Biden’s budget affirmed his desire to return to Big Government spending and comes on the heels of a $1.9 trillion COVID-19 relief bill and a proposed $2.3 trillion infrastructure package.

His $1.52 trillion proposed budget request represents a 16 percent increase ($118 billion) over this year’s and is 25 percent higher than it was at the end of the Obama administration.

White House Press Secretary Jen Psaki said Friday that, “We’re also inheriting a legacy of chronic underinvestment, in our view, in priorities that are vital to our long-term success and our ability to confront the challenges before us, so the president is focused on reversing this trend and reinvesting in the foundations of our strength.”

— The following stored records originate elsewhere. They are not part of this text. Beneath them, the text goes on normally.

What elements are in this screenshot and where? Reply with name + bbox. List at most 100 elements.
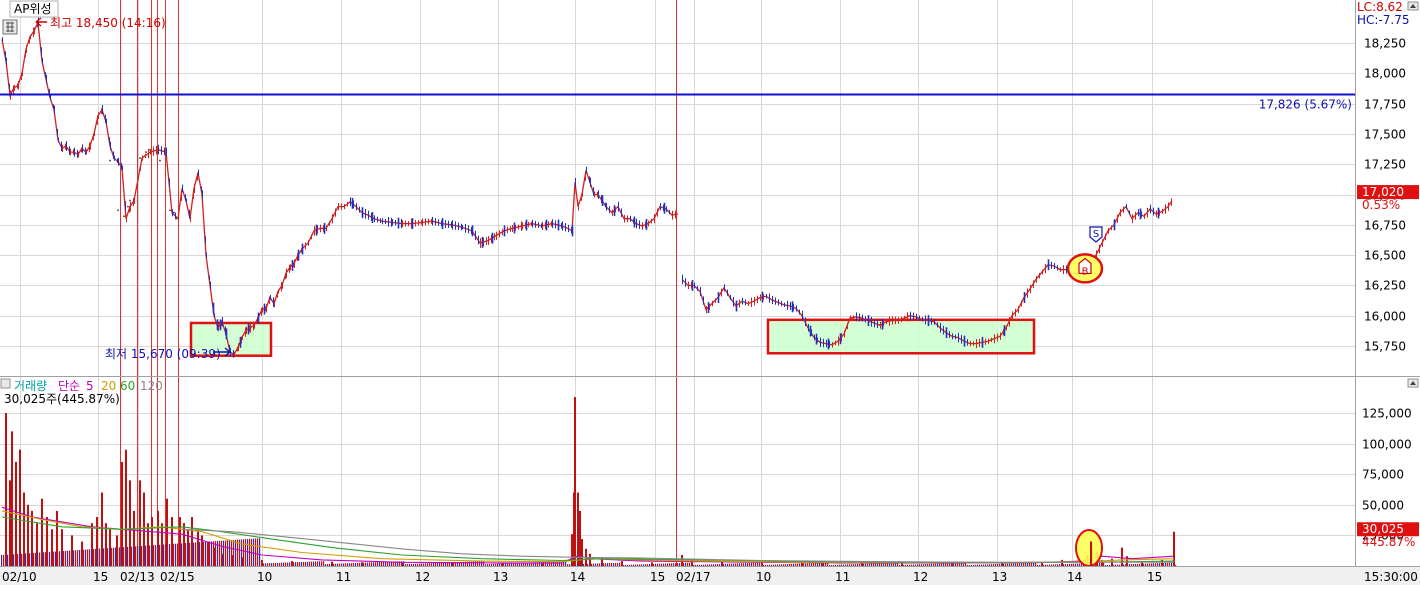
volume-bar (633, 564, 635, 566)
volume-bar (903, 564, 905, 566)
volume-bar (773, 564, 775, 566)
volume-bar (57, 551, 59, 566)
volume-bar (9, 480, 11, 566)
price-tick-label: 16,500 (1364, 249, 1406, 263)
volume-bar (593, 563, 595, 566)
volume-bar (941, 563, 943, 566)
volume-bar (35, 552, 37, 566)
volume-bar (627, 564, 629, 566)
volume-bar (975, 564, 977, 566)
volume-bar (129, 546, 131, 566)
volume-bar (137, 546, 139, 566)
volume-bar (433, 563, 435, 566)
volume-bar (841, 564, 843, 566)
x-tick-label: 15 (650, 570, 665, 584)
volume-bar (679, 562, 681, 566)
volume-bar (829, 565, 831, 566)
volume-bar (45, 552, 47, 566)
volume-bar (567, 564, 569, 566)
volume-bar (291, 562, 293, 566)
volume-bar (919, 564, 921, 566)
volume-bar (1057, 564, 1059, 566)
volume-bar (359, 562, 361, 566)
volume-bar (733, 563, 735, 566)
volume-bar (755, 562, 757, 566)
volume-bar (737, 563, 739, 566)
volume-bar (157, 544, 159, 566)
volume-bar (309, 561, 311, 566)
volume-bar (223, 540, 225, 566)
volume-bar (595, 563, 597, 566)
volume-bar (607, 563, 609, 566)
volume-bar (339, 563, 341, 566)
volume-bar (85, 549, 87, 566)
price-tick-label: 18,250 (1364, 37, 1406, 51)
volume-bar (877, 563, 879, 566)
volume-bar (107, 548, 109, 566)
volume-bar (805, 563, 807, 566)
volume-settings-icon[interactable] (0, 378, 11, 389)
volume-bar (299, 562, 301, 566)
volume-bar (1159, 563, 1161, 566)
volume-bar (741, 563, 743, 566)
volume-bar (739, 563, 741, 566)
volume-bar (581, 539, 583, 566)
volume-bar (201, 542, 203, 566)
volume-bar (185, 543, 187, 566)
volume-bar (1123, 564, 1125, 566)
volume-bar (5, 413, 7, 566)
volume-bar (871, 563, 873, 566)
volume-bar (813, 563, 815, 566)
volume-bar (1047, 564, 1049, 566)
volume-bar (141, 545, 143, 566)
volume-bar (833, 564, 835, 566)
volume-bar (601, 563, 603, 566)
volume-bar (969, 564, 971, 566)
volume-bar (313, 561, 315, 566)
x-tick-label: 15 (93, 570, 108, 584)
volume-bar (175, 543, 177, 566)
volume-bar (475, 561, 477, 566)
volume-bar (1025, 562, 1027, 566)
volume-bar (191, 542, 193, 566)
volume-bar (265, 563, 267, 566)
volume-bar (143, 545, 145, 566)
volume-bar (639, 564, 641, 566)
volume-bar (1127, 564, 1129, 566)
volume-bar (61, 551, 63, 566)
volume-bar (637, 564, 639, 566)
volume-bar (413, 563, 415, 566)
volume-bar (47, 551, 49, 566)
volume-bar (821, 562, 823, 566)
volume-bar (553, 561, 555, 566)
legend-simple: 단순 (58, 379, 80, 393)
volume-bar (1125, 564, 1127, 566)
volume-bar (765, 564, 767, 566)
volume-bar (293, 562, 295, 566)
volume-bar (917, 564, 919, 566)
volume-bar (867, 563, 869, 566)
volume-readout: 30,025주(445.87%) (4, 392, 120, 406)
volume-bar (169, 544, 171, 566)
x-tick-label: 02/10 (2, 570, 37, 584)
volume-bar (1129, 564, 1131, 566)
volume-bar (421, 563, 423, 566)
volume-bar (179, 543, 181, 566)
volume-bar (15, 554, 17, 566)
volume-bar (295, 562, 297, 566)
volume-bar (691, 565, 693, 566)
volume-bar (719, 564, 721, 566)
legend-volume: 거래량 (14, 379, 47, 393)
volume-bar (843, 564, 845, 566)
volume-bar (835, 564, 837, 566)
volume-bar (43, 552, 45, 566)
volume-bar (213, 541, 215, 566)
gap-tick-dot (129, 199, 131, 202)
y-axis-panel (1355, 0, 1420, 585)
volume-bar (205, 541, 207, 566)
volume-bar (153, 545, 155, 566)
volume-bar (1137, 563, 1139, 566)
volume-bar (687, 562, 689, 566)
volume-bar (171, 543, 173, 566)
volume-bar (907, 564, 909, 566)
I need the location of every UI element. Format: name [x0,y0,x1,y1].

Since it is the first budget proposal, it is noticeably short on details, which is expected at this early juncture — yet, the devil always lies in the details. Additionally, the one thing that isn’t mentioned and has both sides of the aisle talking is how President Biden is going to pay for all of these massive increases in government spending and administration. To get a budget increase of this magnitude, the government may have to impose a hefty tax increase. 

In the Senate where Democrats and Republicans are split 50/50, the president will need at least 10 Republicans to vote in favor to have his budget pass.

Therefore, this summer promises to be a contentious one.